53% of the children have endured sexual abuse in India. According to the National Crimes Record Bureau (NCRB) the crime against minors is the highest in the country and the CSA is increasing at 48% every year. It also reported that for every 15 minutes, one child in India is abused (NCRB, 2017). The most susceptible children are those falling under the 3yrs – 16yrs age group, children from lower socio-economic backgrounds, the physically and mentally disabled children and children from disturbed families. While all the genders are vulnerable to CSA, the girls are more susceptible to this nature of the crime.
It can take the form of physical harassment, online harassment, sexual abuse, rape and exploitation of children, trafficking, prostitution and pornography. It is understood that children are vulnerable to such abuses in schools, streets, public transport and most vulnerable at home where the perpetrators are their family members. Such kind of violence is believed to leave serious short and long term psychological, physical and social consequences not only on the children but also the families of the children who endure such violence.
The majority of perpetrators are someone the child or family knows and takes advantage of a child’s vulnerability. Since most of the time the perpetrators are well known to the family, children do not report the matter to anyone or sometimes abusers manipulate victims to stay quiet about the sexual abuse using several different tactics. Although legislations are available to deal with CSA, it is often hidden, goes unrecognized due to social stigma, honor, indignity, denial from the community.

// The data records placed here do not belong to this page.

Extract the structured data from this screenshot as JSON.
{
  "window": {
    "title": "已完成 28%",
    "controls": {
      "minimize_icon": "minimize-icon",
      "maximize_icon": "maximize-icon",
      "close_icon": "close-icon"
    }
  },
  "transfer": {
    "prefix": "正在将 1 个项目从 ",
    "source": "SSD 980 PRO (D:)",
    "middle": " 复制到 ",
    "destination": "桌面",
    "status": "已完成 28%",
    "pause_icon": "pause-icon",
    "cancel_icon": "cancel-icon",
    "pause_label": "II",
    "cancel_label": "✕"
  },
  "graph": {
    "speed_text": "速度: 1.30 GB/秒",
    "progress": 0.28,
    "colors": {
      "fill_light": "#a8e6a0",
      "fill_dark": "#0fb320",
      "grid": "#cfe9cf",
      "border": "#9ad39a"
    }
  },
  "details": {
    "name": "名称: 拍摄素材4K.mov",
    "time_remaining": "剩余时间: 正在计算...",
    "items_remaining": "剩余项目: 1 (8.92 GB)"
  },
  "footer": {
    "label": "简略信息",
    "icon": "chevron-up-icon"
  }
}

Awareness is one of the most powerful weapons against child sexual abuse. Sankalp in the year 2016, has developed and initiated a project called Project PANTS. The project aims to facilitate stakeholders to Recognize, React and Report (3Rs) Child Sexual Abuse. These sessions are conducted in the play way method with activities that will enable children to understand their bodies, safe and unsafe touch, perpetrators of violence, developing support systems, and self-protection.